Control simulation is also report-layer metadata: proposed controls are estimates until an operator
implements the fix and verifies it with a regression or launch review.
| Phase | Status |
|---|---|
| 0 — shared understanding | ✅ this doc, frozen contracts, MCP tool schema, immutable-scope rule, DECISIONS.md |
| 1 — synthetic targets + coverage backtest + auth gate FIRST | ✅ 2 targets, coverage backtest, auth gate PROVEN (5 escalations rejected + logged) |
| 2 — thin vertical slice over MCP | ✅ scenario → agent → finding → coverage, callable over MCP |
| 3 — parallelize against frozen contracts | ▶ wave 1 done: opportunistic-human class (§3.2), REST API (§2), control search (§8), chain-FN; full library + LLM loop + fan-out next |
| 4 — control-room UI | ✅ Next.js control room (web/, make ui) — abuse board, backtest, live swarm, auth gate, scope panel, containment log, MCP/integration, scenario library |
| 5 — real-target adapters | beta: must use signed scopes, canary-only data, and operator-approved limits until adapter coverage matures |
v1 is a pure-stdlib Python core (zero-install, one-command, fully testable) with a stdlib
MCP server (stdio JSON-RPC). The TypeScript MCP server + Next.js UI (spec §11) are the
Phase-3/4 productionization wrapping this same capability. Persistence is SQLite (arceo/store.py).

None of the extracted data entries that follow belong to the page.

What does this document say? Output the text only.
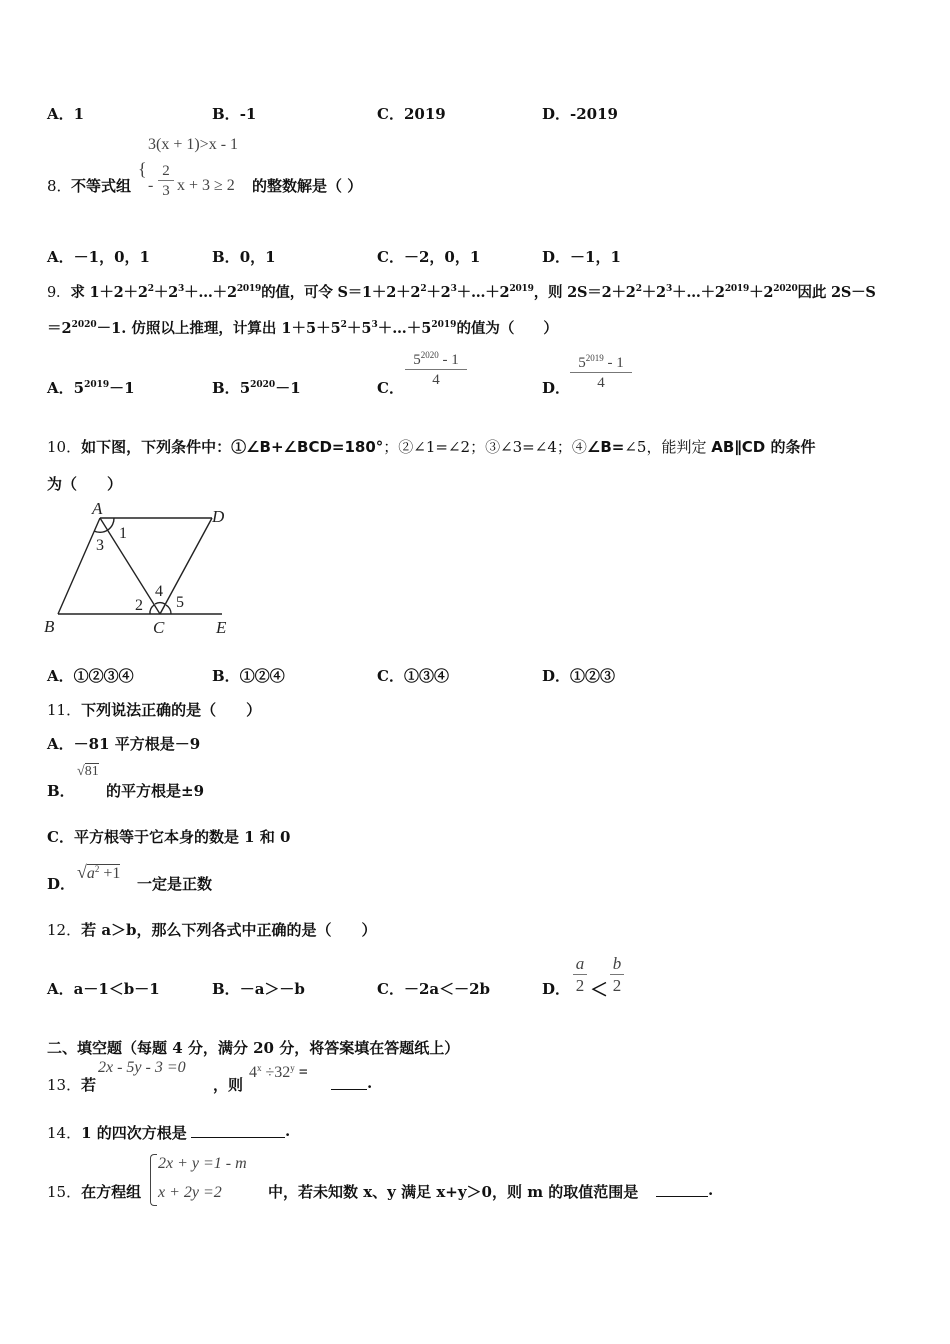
A．1	B．-1	C．2019	D．-2019
8． 不等式组
{
3(x + 1)>x - 1
-
2
3 x + 3 ≥ 2 的整数解是（ ）
A．－1，0，1	B．0，1	C．－2，0，1	D．－1，1
9．求 $1+2+2^2+2^3+\dots+2^{2019}$的值，可令 $S=1+2+2^2+2^3+\dots+2^{2019}$，则 $2S=2+2^2+2^3+\dots+2^{2019}+2^{2020}$因此 2S－S
$=2^{2020}-1$. 仿照以上推理，计算出 $1+5+5^2+5^3+\dots+5^{2019}$的值为（　　）
A．$5^{2019}-1$	B．$5^{2020}-1$	C．
$5^{2020} - 1$
4	D．
$5^{2019} - 1$
4
10．如下图，下列条件中：①∠B+∠BCD=180°；②∠1=∠2；③∠3=∠4；④∠B=∠5，能判定 AB∥CD 的条件
为（　　）
A	D
B	C	E
1
3
2
4
5
A．①②③④	B．①②④	C．①③④	D．①②③
11．下列说法正确的是（　　）
A．－81 平方根是－9
B．
√81
的平方根是±9
C．平方根等于它本身的数是 1 和 0
D．
$√a^2 +1$
一定是正数
12．若 a＞b，那么下列各式中正确的是（　　）
A．a－1＜b－1	B．－a＞－b	C．－2a＜－2b	D．
a
2 ＜
b
2
二、填空题（每题 4 分，满分 20 分，将答案填在答题纸上）
13． 若
2x - 5y - 3 =0
，则
$4^x \div 32^y$ =
.
14．1 的四次方根是	.
15．在方程组
2x + y =1 - m
x + 2y =2	中，若未知数 x、y 满足 x+y＞0，则 m 的取值范围是	.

make demo # synthetic coverage backtest + auth-gate proof, over the MCP boundary
make test # acceptance + safety tests (auth gate, scope tamper-evidence, coverage, conduct)
# out-of-band human scope creation + thin-client runs:
python3 -m arceo.cli scope create --target synthetic-saas --operator you --confirm
python3 -m arceo.cli run --scope <scope_id> --target synthetic-saasNo real target, no API key. The synthetic path demos every claim including the coverage backtest and the MCP server.